I’m not saying that war is always avoidable. There are times when the sides are close to equal that a case could be made for a justified war, but when the sides are as uneven as complete omnipotence against mere mortal, justification becomes impossible. With humanity, sometimes a fight needs to be fought, there is no other choice, but we do not have divine powers. We are only human after all, flawed imperfect and weak. I simply cannot perceive of an omnipotent divinity forcing a people to behave badly in order to crush them just as an example to the rest of the world. This is a moral atrocity. This is evil!
By any modern and rational standard, this type of behavior is abhorrent. Is it not reminiscent of Hitler or Stalin or the forces of the Empire of Japan creating little “incidents” in neighboring countries in order to have a rationale for war? This sounds human for sure, but do these actions sound like those done by a perfect being made of pure love, as I just heard it stated at a recent funeral? Not to me. I’m quite sure love is the wrong word. Lust, maybe. A lust for power and domination and destruction fits well here, not love. Never confuse the two.
Is God playing tug of war with himself, stretching the Hebrews and the Pharaoh until one of them breaks? Is he having fun? This may have seemed like justice back when a great form of public entertainment was watching some poor bastard get impaled on the mere whim of a king, but morality has moved on in the intervening centuries. Our moral zeitgeist has shifted to a point far beyond this one. Why do we accept a god who still carries this mindset so proudly?
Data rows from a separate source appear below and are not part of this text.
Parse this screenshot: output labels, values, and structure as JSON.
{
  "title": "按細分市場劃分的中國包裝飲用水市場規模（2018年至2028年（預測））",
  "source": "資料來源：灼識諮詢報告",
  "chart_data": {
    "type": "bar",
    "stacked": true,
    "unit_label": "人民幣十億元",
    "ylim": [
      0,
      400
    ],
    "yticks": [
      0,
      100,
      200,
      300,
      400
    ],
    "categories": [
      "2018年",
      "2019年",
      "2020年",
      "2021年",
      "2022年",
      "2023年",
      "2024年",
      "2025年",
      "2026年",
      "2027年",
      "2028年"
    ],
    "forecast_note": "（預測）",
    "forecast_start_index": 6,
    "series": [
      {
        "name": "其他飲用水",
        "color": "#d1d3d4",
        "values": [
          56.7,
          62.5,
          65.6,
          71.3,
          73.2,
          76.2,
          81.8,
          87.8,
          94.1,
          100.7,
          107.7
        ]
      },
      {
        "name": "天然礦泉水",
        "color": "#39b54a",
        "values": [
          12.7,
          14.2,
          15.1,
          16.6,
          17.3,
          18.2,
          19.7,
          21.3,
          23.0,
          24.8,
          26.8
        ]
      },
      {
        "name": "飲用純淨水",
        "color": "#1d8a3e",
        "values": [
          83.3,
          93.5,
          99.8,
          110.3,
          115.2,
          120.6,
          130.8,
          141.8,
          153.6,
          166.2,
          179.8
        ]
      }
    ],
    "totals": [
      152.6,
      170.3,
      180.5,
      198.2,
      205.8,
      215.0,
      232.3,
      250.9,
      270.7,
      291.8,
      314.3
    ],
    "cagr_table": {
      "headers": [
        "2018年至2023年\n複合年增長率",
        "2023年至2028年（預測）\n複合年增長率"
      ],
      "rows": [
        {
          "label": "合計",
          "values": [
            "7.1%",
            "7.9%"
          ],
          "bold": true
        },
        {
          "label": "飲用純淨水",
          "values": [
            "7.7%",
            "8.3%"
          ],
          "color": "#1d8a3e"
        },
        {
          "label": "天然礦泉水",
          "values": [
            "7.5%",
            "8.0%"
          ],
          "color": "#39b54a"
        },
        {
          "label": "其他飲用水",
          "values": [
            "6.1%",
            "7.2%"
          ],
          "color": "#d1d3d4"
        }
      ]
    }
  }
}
He’s not God. He’s the Godfather. “I’ll show him an offer he can’t refuse… But then I’ll make him refuse it anyway!”
I’ve said it before and I’m sure I’ll say it again. Why does people worship beings that do so little for us? The truth is that we deserve a better god. Why must we always accept less? As a species, we need to learn that when someone hands us shit, we have the option of just throwing it away. We are not required to wallow in it for all eternity.